Single mothers poorer than single fathers!
Single mothers are far more likely to live in poverty than single fathers and their condition deteriorates with each additional child they have, new research has found.
New York: Single mothers are far more likely to live in poverty than single fathers and their condition deteriorates with each additional child they have, new research has found.
The income of single fathers, on the other hand, remains the same or increases with each added child in their family, the findings showed.
"Single mothers earn about two-thirds of what single fathers earn,” said Karen Kramer, assistant professor of family studies at University of Illinois in Chicago, US.
In 2012, 28 percent of all US children lived with one parent. Of that number, 4.24 million single mothers lived below the poverty line compared to 404,000 single fathers, she noted.
The single most important factor that allows single-parent families to get out of poverty is working full-time, she said.
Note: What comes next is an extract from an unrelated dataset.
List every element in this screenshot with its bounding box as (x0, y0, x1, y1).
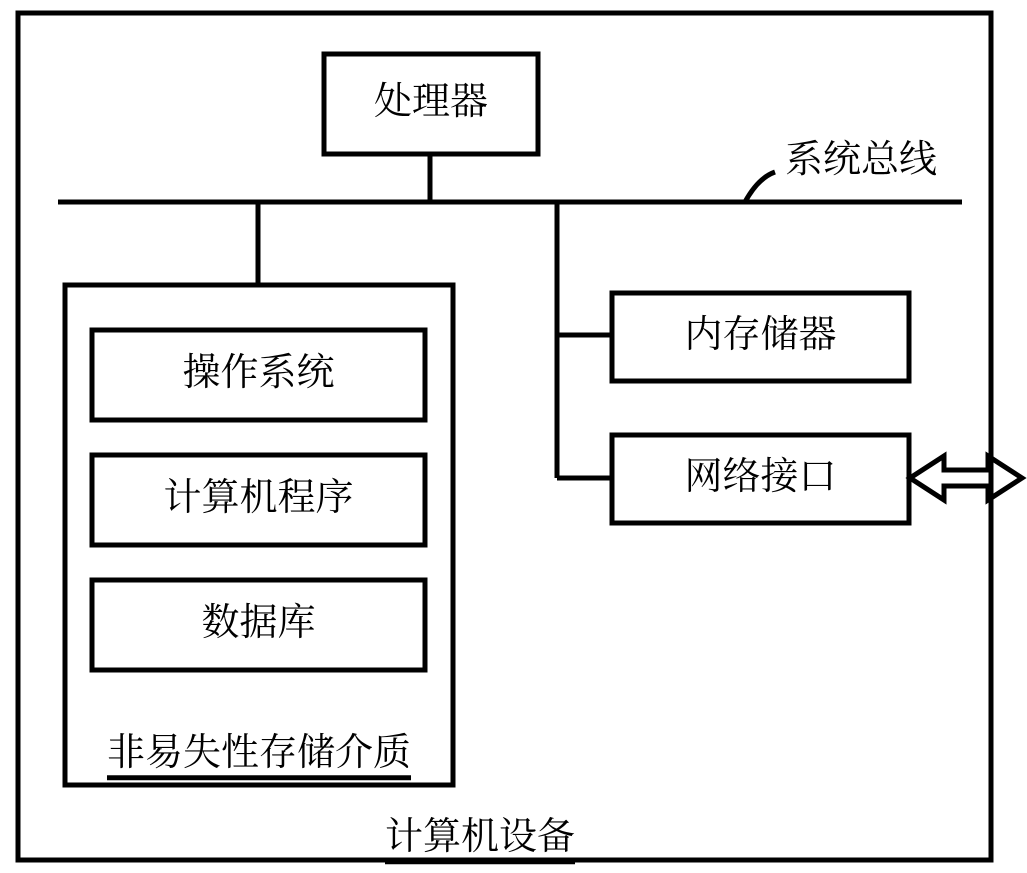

"Single fathers are more likely to become single parents as the result of a divorce; single mothers are more likely never to have been married," Kramer added.
"Divorced single parents tend to be better off financially and are more educated than their never-married counterparts,” she explained.
The most common living arrangement for children after a divorce is for mothers to have custody. Single fathers with custody are more likely to have a cohabiting partner than single mothers, and that partner is probably at least sharing household tasks.
“Single mothers are more likely to be doing everything on their own," she said.
She also noted that society still stigmatises single mothers.
"People think: How did you get in this position? It is irresponsible to be a single mother with so many kids. Now you do not have time to work," Kramer said.
Kramer recommended that more emphasis and pressure should be placed on fathers and their ability to pay child support and spousal maintenance, raising the minimum wage to a living wage, and providing similar benefits and rewards for part-time work as the ones full-time workers get.
The study appeared in the journal Gender Issues.